Monday, December 14, 2009

365 Days

It's strange to think back to where I was exactly one year ago. The fourteenth of December: my parents had already sent out the moving vans (which, unfortunately, arrived in Holden the evening of the ice storm) and now, it being 6:00PM on a Sunday evening with the apparent possibility of school the following day (in retrospect.....yah no), I was scooped up from my best friend's house and unwillingly shuttled two hours north to my new "home." Luckily school was cancelled until the new year, and so I passed the vacation time exploring these new, foreign mazes of streets and the labyrinth that was a new highway system, a new town center, a new city. Everything was new, different, unfamiliar.

It's a funny thing about "new"--materialistically we crave untouched, unspoiled perfection. With change, though, we cower in fear. I don't excuse myself from this generalization; I'd be lying if I did. My first day of school at Wachusett was absolutely dreadful. Nothing at all horrible happened. But what made it so incredibly painful was that nothing happened. I came to school, I walked, lost, down the hallways, I entered classrooms, took my seat--once or twice realizing that the cryptic writing on the board was not, indeed, math but was instead (for some inexplicable and cruel reason) Spanish--and come lunchtime I would have completely dissolved into the tiled lineoleum floors had it not been for the wonderfully-cheerful junior in my pre-calc class who let me sit with her and thus performed one of the greatest acts of kindness ever known to man or, at the very least, to me.

My very first friend here is now my best friend. I am lucky in that fact, extraordinarily so. She is clever, beautiful, talented, funny, charming, and sweet beyond words. The few friends I made in the following weeks were all so different, so unbelievably singular in everything they did and said and conveyed, and every day I would marvel at the variety of people I met. I would sit at lunch, in classrooms, at drama rehearsal--I would sit and watch these humans, these beautiful humans who were kind enough to invite me in. They carved a little place for me in their lives. One day I will thank them formally.

I don't think we thank people enough, myself included.

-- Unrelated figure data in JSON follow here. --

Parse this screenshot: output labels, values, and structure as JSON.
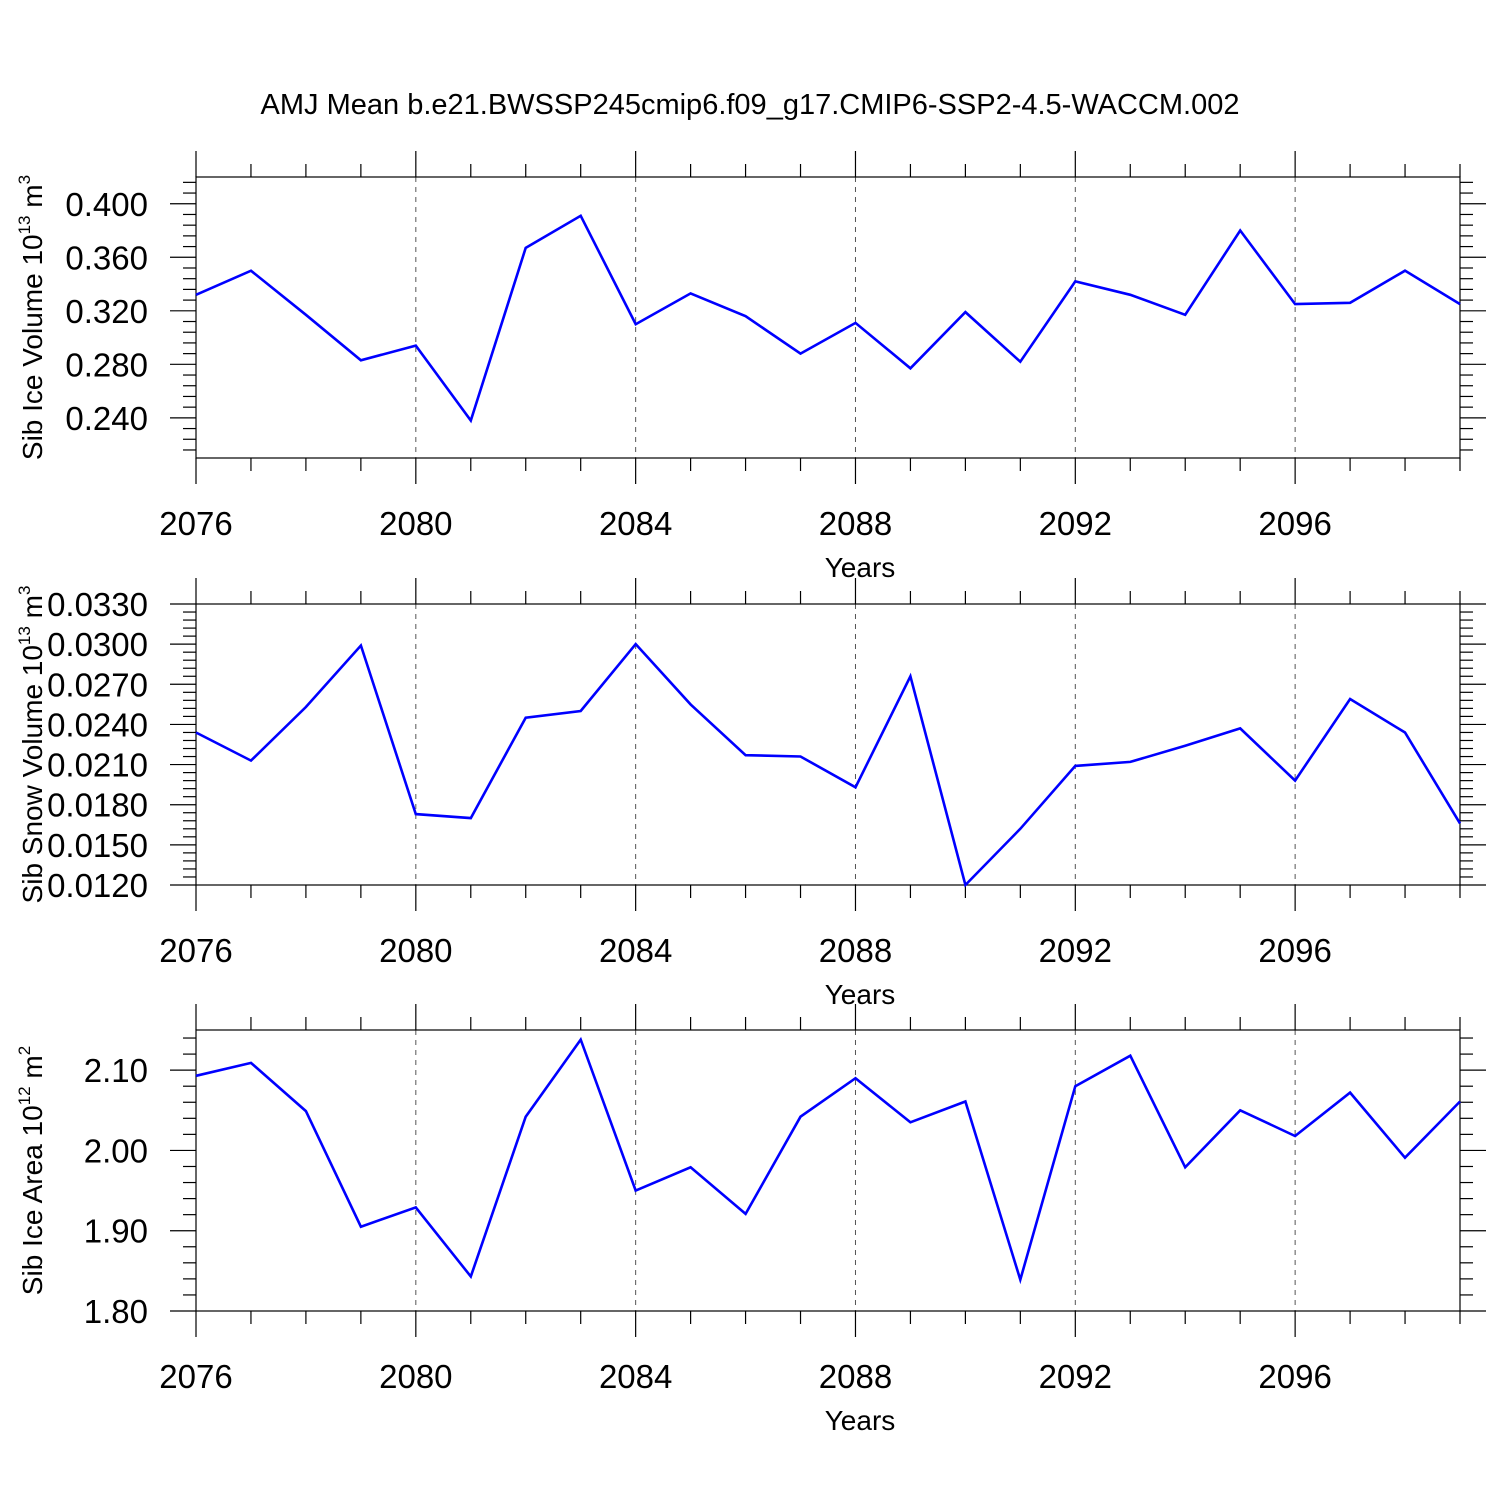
{
  "figure_title": "AMJ Mean b.e21.BWSSP245cmip6.f09_g17.CMIP6-SSP2-4.5-WACCM.002",
  "chart_data": [
    {
      "type": "line",
      "ylabel_main": "Sib Ice Volume 10",
      "ylabel_exp1": "13",
      "ylabel_unit": " m",
      "ylabel_exp2": "3",
      "xlabel": "Years",
      "x": [
        2076,
        2077,
        2078,
        2079,
        2080,
        2081,
        2082,
        2083,
        2084,
        2085,
        2086,
        2087,
        2088,
        2089,
        2090,
        2091,
        2092,
        2093,
        2094,
        2095,
        2096,
        2097,
        2098,
        2099
      ],
      "values": [
        0.332,
        0.35,
        0.317,
        0.283,
        0.294,
        0.238,
        0.367,
        0.391,
        0.31,
        0.333,
        0.316,
        0.288,
        0.311,
        0.277,
        0.319,
        0.282,
        0.342,
        0.332,
        0.317,
        0.38,
        0.325,
        0.326,
        0.35,
        0.325
      ],
      "xlim": [
        2076,
        2099
      ],
      "ylim": [
        0.21,
        0.42
      ],
      "xticks": [
        2076,
        2080,
        2084,
        2088,
        2092,
        2096
      ],
      "xtick_labels": [
        "2076",
        "2080",
        "2084",
        "2088",
        "2092",
        "2096"
      ],
      "yticks": [
        0.24,
        0.28,
        0.32,
        0.36,
        0.4
      ],
      "ytick_labels": [
        "0.240",
        "0.280",
        "0.320",
        "0.360",
        "0.400"
      ],
      "grid": "vertical dashed at major x ticks",
      "line_color": "#0000ff"
    },
    {
      "type": "line",
      "ylabel_main": "Sib Snow Volume 10",
      "ylabel_exp1": "13",
      "ylabel_unit": " m",
      "ylabel_exp2": "3",
      "xlabel": "Years",
      "x": [
        2076,
        2077,
        2078,
        2079,
        2080,
        2081,
        2082,
        2083,
        2084,
        2085,
        2086,
        2087,
        2088,
        2089,
        2090,
        2091,
        2092,
        2093,
        2094,
        2095,
        2096,
        2097,
        2098,
        2099
      ],
      "values": [
        0.0234,
        0.0213,
        0.0253,
        0.0299,
        0.0173,
        0.017,
        0.0245,
        0.025,
        0.03,
        0.0255,
        0.0217,
        0.0216,
        0.0193,
        0.0276,
        0.012,
        0.0162,
        0.0209,
        0.0212,
        0.0224,
        0.0237,
        0.0198,
        0.0259,
        0.0234,
        0.0166
      ],
      "xlim": [
        2076,
        2099
      ],
      "ylim": [
        0.012,
        0.033
      ],
      "xticks": [
        2076,
        2080,
        2084,
        2088,
        2092,
        2096
      ],
      "xtick_labels": [
        "2076",
        "2080",
        "2084",
        "2088",
        "2092",
        "2096"
      ],
      "yticks": [
        0.012,
        0.015,
        0.018,
        0.021,
        0.024,
        0.027,
        0.03,
        0.033
      ],
      "ytick_labels": [
        "0.0120",
        "0.0150",
        "0.0180",
        "0.0210",
        "0.0240",
        "0.0270",
        "0.0300",
        "0.0330"
      ],
      "grid": "vertical dashed at major x ticks",
      "line_color": "#0000ff"
    },
    {
      "type": "line",
      "ylabel_main": "Sib Ice Area 10",
      "ylabel_exp1": "12",
      "ylabel_unit": " m",
      "ylabel_exp2": "2",
      "xlabel": "Years",
      "x": [
        2076,
        2077,
        2078,
        2079,
        2080,
        2081,
        2082,
        2083,
        2084,
        2085,
        2086,
        2087,
        2088,
        2089,
        2090,
        2091,
        2092,
        2093,
        2094,
        2095,
        2096,
        2097,
        2098,
        2099
      ],
      "values": [
        2.093,
        2.109,
        2.049,
        1.905,
        1.929,
        1.843,
        2.042,
        2.138,
        1.95,
        1.979,
        1.921,
        2.042,
        2.09,
        2.035,
        2.061,
        1.839,
        2.08,
        2.118,
        1.979,
        2.05,
        2.018,
        2.072,
        1.991,
        2.061
      ],
      "xlim": [
        2076,
        2099
      ],
      "ylim": [
        1.8,
        2.15
      ],
      "xticks": [
        2076,
        2080,
        2084,
        2088,
        2092,
        2096
      ],
      "xtick_labels": [
        "2076",
        "2080",
        "2084",
        "2088",
        "2092",
        "2096"
      ],
      "yticks": [
        1.8,
        1.9,
        2.0,
        2.1
      ],
      "ytick_labels": [
        "1.80",
        "1.90",
        "2.00",
        "2.10"
      ],
      "grid": "vertical dashed at major x ticks",
      "line_color": "#0000ff"
    }
  ]
}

Thank you to my first friend, and my second one as well.
Thank you to the boy who needed me to run lines with him and shyly asked me to help and actually remembered my name so that he could talk to me at lunch, and thank you to him for becoming my best boy friend.
Thanks to Mr. McTigue for pairing me up with one of the most intelligent, gorgeous, and spirited girls I have ever met. He probably has no idea, but he introduced me to my other best friend that day.
Thank you to the oboe player that willingly corresponded with me before I even moved here.
Thank you to the girl with two first names, for giggling with me and always checking in.
Thank you to the boy, the boy who is so completely comfortable with who he is, for accompanying me to prahm, and for forgetting the past and sharing an enlightening present.

There will never be enough thank yous, and surely I've missed people.
One day I'll fill in all the blanks.
I promise.

2 comments:

  1. i cried... i'm a sap, but i'm honored to be in your life and to be your friend.

    ReplyDelete
  2. Dramaski+prahski -> Friendskis!

    I'm glad you are here with us and me.